The financing round also means changes to CytomX’s board. Alan Heeger, the Nobel-prize winning UCSB physicist, will leave the board as the firm’s new investors take seats. Fred Gluck, also a director at Thousand Oaks-based Amgen, the world’s largest biotech firm, will remain on the board as an independent director.

“Everyone in the company — the eight employees — will all stay with the company as it moves, which is a real sign of commitment,” Stagliano said. “Leaving Santa Barbara is not easy.”

But neither is growing a biotechnology company in the Tri-Counties, and CytomX is not the first to decamp for a stronger biotech hub. Chimeros, another firm working on drug targeting, was founded on nanotechnology spun out of UCSB. In 2008, the firm left for San Diego. It couldn’t find the space it needed in Goleta to double in size — even after signaling that it was willing to pony up cash to retrofit a space into a wet lab — and it couldn’t find the talent it needed, even after Amgen’s layoffs in 2007 set hundreds of former workers loose into the region.

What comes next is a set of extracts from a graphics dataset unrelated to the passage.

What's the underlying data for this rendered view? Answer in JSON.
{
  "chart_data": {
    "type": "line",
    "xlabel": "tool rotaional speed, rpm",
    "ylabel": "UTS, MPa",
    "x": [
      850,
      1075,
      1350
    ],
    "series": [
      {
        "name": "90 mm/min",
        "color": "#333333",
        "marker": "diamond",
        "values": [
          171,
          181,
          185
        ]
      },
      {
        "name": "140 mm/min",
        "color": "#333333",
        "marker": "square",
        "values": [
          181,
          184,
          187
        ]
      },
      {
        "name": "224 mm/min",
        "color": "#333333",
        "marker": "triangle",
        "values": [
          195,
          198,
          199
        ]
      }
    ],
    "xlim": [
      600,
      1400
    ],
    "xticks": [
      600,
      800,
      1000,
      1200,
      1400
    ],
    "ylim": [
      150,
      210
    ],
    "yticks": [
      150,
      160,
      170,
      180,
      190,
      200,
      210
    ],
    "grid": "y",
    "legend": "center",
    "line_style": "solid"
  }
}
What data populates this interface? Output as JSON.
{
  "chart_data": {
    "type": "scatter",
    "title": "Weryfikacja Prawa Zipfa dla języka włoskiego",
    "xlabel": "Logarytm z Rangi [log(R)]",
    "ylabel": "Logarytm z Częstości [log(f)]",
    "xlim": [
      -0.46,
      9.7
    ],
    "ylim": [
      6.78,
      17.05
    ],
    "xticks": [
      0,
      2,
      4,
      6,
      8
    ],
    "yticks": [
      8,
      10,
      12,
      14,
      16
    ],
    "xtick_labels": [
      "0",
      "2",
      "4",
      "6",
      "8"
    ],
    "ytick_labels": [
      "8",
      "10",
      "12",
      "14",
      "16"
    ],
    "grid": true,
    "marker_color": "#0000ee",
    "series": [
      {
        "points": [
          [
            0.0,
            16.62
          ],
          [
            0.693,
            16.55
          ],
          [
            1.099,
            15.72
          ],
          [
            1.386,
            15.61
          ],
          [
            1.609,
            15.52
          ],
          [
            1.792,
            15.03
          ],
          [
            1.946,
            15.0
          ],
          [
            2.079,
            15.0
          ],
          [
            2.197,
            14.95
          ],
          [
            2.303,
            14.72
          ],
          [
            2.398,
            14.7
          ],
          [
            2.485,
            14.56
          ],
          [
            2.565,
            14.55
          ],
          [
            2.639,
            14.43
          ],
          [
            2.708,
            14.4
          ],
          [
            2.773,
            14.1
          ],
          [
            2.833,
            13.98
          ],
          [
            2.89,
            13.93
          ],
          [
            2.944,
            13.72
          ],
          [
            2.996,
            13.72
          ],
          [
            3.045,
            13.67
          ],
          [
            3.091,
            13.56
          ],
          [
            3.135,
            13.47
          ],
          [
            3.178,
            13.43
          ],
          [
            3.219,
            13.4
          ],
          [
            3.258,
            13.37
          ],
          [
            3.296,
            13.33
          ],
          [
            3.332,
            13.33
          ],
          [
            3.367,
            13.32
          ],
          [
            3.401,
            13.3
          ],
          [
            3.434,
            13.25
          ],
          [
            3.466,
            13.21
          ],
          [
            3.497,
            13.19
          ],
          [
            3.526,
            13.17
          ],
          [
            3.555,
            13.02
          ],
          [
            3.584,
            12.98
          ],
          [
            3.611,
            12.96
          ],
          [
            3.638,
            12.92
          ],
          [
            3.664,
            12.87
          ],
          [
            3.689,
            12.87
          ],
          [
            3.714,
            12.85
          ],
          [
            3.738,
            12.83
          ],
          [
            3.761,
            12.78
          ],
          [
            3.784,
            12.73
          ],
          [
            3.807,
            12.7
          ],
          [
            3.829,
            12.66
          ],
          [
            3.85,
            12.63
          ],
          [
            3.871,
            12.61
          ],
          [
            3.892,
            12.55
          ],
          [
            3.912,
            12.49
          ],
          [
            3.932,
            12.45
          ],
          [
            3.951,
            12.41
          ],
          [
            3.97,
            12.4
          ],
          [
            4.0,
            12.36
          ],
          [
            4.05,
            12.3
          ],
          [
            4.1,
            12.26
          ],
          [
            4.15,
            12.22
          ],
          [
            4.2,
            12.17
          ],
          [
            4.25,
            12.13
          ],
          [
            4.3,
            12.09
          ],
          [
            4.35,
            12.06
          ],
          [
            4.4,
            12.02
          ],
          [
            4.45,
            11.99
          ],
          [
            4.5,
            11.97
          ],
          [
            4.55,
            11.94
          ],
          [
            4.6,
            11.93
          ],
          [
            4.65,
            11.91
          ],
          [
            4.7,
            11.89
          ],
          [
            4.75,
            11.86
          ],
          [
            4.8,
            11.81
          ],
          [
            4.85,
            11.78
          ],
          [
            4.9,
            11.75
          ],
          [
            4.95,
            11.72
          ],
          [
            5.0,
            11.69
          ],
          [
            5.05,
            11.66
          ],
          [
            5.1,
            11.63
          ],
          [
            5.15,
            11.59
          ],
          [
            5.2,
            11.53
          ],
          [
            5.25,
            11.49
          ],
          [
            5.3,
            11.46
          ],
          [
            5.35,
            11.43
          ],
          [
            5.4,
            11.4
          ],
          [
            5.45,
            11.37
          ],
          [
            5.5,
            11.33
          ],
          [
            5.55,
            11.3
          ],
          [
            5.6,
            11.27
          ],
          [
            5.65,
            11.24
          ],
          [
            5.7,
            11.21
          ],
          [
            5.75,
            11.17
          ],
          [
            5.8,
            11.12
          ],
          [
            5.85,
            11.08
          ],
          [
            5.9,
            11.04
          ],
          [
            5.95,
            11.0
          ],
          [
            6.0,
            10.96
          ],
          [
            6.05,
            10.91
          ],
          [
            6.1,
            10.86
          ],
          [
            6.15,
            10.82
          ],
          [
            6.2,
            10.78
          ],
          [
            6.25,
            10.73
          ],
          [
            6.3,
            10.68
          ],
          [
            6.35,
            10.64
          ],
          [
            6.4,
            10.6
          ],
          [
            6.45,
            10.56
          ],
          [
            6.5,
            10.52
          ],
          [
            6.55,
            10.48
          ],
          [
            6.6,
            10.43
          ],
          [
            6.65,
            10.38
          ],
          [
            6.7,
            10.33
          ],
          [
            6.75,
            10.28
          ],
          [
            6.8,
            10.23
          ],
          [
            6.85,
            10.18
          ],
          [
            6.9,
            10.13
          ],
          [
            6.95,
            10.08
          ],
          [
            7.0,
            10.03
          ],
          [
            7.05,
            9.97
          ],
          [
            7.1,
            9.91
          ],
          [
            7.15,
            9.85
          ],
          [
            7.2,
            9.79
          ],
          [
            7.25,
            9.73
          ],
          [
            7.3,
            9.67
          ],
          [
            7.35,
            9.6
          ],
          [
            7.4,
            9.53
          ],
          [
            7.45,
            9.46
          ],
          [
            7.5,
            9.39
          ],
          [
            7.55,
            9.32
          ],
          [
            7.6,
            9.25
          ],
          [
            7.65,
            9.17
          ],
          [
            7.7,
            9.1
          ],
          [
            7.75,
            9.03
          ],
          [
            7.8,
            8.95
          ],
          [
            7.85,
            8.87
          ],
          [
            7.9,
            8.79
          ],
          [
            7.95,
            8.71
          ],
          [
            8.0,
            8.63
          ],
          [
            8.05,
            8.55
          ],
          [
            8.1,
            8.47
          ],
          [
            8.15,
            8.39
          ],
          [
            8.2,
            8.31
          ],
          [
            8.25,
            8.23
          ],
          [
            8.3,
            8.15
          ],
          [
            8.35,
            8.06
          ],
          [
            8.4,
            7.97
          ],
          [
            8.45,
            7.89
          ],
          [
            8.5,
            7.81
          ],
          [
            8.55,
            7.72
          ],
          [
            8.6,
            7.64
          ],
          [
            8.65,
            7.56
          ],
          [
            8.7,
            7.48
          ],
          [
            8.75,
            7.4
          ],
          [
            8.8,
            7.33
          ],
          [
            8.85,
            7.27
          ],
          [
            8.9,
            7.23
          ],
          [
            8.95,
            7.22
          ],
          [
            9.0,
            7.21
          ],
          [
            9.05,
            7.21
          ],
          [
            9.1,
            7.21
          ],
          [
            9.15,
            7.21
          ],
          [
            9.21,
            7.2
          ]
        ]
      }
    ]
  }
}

“While there were a lot of talented people coming out of Amgen, they really weren’t in our field,” Chimeros CEO Miguel de los Rios told the Business Times in 2008.

Chimeros had received more than $10 million in funding, some of it from the DFJ Frontier Fund, a venture firm with offices in Santa Barbara.

“We, as the people who fund this technology, really want to see that these companies can grow and stay in the area,” DFJ Frontier Managing Director Frank Foster said in 2008. “If one leaves, we’ll find some more that we can keep and grow.”

Large or small, a few biotech firms have managed to stay in the region. In mid-2009, Camarillo startup PBS Biotech received a $250,000 loan from the Economic Development Collaborative-Ventura County, assisted by the city of Camarillo and the county of Ventura. Leaders from the 3-year-old firm linked up with economic development officials after meeting at an event held by The Biotech Forum, an organization founded to help biotech startups network and prevent talented former Amgen workers from leaving the region.

PBS has eight employees, three of whom used to work at Amgen. The company is developing a disposable bioreactor, the apparatus used by biotech companies to grow the cells from which they glean their drugs.

In a similar vein, Kythera Biopharmaceuticals was founded by former Amgen workers who moved down Highway 101 to Calabasas. That firm raised more than $70 million and recently inked a deal with Bayer Healthcare that could pump $373 million into the company. The executives live near Amgen’s Thousand Oaks location and have decided to stay put.

“They were able, because of the quality of people involved and the technology, to do that,” said Brent Reinke, co-founder of The Biotech Forum and a corporate partner in the Westlake Village office of Musick, Peeler & Garrett.

But not every startup will be so lucky, and there remains a lot of biotech talent up and down the Highway 101 corridor in the Tri-Counties. Operational and drug development expertise is clustered around Thousand Oaks, with medical device and equipment experts at UCSB.

“The lack of a concerted effort by local city and county governments in our region to try to find solutions to help avoid this type of relocation is clearly something this region needs to make more of an effort to address if we are to build a vibrant life science cluster,” Reinke said.